The dance community is typically not very forgiving when it comes to body acceptance. In certain forms of dance, like ballet, weight and age are no laughing matter. Combine the two, and dance isn’t likely to be seen at the top of a hobbies list. Fortunately, this mentality is changing with the times. Can I stand to lose a few pounds? Sure. But I have always been fairly confident in myself, which is what enables me to put myself out there and try new things to begin with.
Flamenco, however, was giving me a run for my money. I worried if being in my mid-40’s AND plus size would be a detriment to my new passion. I did not move with the grace and agility of many other students, my arm span was barely long enough to be able to reach over my head in a swan-like pose, and long passages of zapateado seemed to make my legs feel like concrete instead of prancing butterflies. Add to that, the fact that my middle-aged brain, filled with family doctor appointments, grocery store lists, and what to make for dinner, didn’t absorb the material as easily as the younger students. “What am I doing here?” indeed!
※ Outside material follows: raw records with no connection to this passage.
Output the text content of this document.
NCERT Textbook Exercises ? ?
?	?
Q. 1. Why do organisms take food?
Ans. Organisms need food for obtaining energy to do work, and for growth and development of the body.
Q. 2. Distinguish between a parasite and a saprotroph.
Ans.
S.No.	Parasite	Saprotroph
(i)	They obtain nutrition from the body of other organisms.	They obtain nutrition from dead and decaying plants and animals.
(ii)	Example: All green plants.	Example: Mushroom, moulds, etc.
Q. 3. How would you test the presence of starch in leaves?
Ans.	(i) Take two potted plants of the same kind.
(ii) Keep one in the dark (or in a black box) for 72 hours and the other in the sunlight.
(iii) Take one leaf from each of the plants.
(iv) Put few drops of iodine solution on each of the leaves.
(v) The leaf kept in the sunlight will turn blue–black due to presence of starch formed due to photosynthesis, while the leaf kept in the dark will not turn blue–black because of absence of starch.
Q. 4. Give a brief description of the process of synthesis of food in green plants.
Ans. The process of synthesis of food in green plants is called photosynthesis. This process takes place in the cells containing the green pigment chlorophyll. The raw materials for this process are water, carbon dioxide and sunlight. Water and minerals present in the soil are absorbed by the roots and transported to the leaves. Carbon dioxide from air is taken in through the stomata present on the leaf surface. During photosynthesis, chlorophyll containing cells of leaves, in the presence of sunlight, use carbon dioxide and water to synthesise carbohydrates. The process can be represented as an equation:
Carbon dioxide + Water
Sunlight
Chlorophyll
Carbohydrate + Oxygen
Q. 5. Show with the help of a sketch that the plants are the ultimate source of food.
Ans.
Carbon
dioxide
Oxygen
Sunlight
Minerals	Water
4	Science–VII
I shook it off and kept going. I was determined. Nobody puts Baby in a corner! 🙂 Flamenco fits my personality and fuels me emotionally and spiritually. I feel at home when I am in the studio. No, I would work past this. When I made that conscious decision, I learned a couple of valuable things.
One, that as soon as I stopped being so hard on myself, the worry over my potential physical limitations practically melted away. Soon, I could see the difference in how I approached my studies. With this mental burden lifted, I had a newfound energy in class. I hit the moves with the strength and/or grace the palo required. My posture was straight and high. Happily, I realized I had my own little touch of sass and attitude!
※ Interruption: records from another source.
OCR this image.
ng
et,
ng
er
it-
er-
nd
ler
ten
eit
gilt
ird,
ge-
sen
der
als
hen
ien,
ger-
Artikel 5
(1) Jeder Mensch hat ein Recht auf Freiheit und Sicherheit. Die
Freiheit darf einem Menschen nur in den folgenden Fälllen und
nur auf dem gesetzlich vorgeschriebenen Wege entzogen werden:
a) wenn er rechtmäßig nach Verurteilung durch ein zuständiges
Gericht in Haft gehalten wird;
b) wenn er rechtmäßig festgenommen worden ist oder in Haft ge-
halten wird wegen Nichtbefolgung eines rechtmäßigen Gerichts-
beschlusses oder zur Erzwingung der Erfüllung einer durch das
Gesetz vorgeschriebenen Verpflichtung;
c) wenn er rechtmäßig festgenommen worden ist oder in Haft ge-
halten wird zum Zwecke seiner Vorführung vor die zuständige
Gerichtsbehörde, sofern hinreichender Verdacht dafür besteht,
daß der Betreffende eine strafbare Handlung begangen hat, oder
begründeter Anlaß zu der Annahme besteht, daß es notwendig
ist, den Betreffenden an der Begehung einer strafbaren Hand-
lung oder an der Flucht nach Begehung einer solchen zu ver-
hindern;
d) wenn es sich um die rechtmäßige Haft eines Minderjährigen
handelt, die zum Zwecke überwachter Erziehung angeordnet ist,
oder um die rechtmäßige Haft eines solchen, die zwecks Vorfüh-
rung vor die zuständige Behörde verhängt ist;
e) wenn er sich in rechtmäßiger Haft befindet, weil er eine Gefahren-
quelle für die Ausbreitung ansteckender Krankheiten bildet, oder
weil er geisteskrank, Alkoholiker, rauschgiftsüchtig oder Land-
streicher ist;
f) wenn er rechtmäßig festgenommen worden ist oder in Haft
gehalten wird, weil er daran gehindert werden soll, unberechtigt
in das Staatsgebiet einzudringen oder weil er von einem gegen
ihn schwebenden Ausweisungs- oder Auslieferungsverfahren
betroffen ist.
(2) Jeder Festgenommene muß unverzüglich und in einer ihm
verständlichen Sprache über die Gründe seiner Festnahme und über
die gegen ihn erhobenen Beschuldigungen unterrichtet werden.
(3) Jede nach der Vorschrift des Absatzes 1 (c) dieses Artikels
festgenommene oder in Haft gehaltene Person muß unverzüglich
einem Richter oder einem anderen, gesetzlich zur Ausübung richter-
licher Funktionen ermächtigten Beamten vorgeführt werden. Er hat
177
Secondly, I realized flamenco is very curvy-girl friendly! My teachers had always advocated that body size does not matter and said, in Spain, most mature dancers have bodies similar to mine. It took me a while to understand and believe that. I would learn that some of the biggest stars of flamenco are…well-rounded and aged to perfection…just like me! And, man, are they fantastic! Watching these famous dancers emit so much emotion, life, and duende gave me such inspiration. They lived the dance! And guess what? Flamenco dancers actually enjoy the privilege of getting older and more physically robust. This philosophy was confirmed even further when Carmen Ledesma told me, if you love it and enjoy it, age and size are not an issue. Emotion and Aire have no shape!
The reason flamenco is so forgiving can be found in the nature of the art form itself. Flamenco is about self-expression and emotional release- the physical equivalent to poetry. To dance flamenco, in its truest form, one must first feel pain. That is something that can only come with having lived life, having matured, having aged, having felt loss and sadness. It is like dancing from a place of searching. Perfection doesn’t exist. How can it when the dance is bourne from improvising your personal expression? That’s the beauty of flamenco-each dancer brings something different to the table; technique, intensity, elegance, aire, fun, etc. We can all do the same thing, and it will look individually different. In flamenco, not only is that ok it is encouraged.
Flamenco has embraced me as a voluptuous woman with the movement of maturity. Confidence is key here, and I am so happy I found my place. My teachers push me, I push myself, and I am finding my voice. The challenge keeps me vibrant and I take pride in my flamenco identity; curvy and defiant, only improving with age!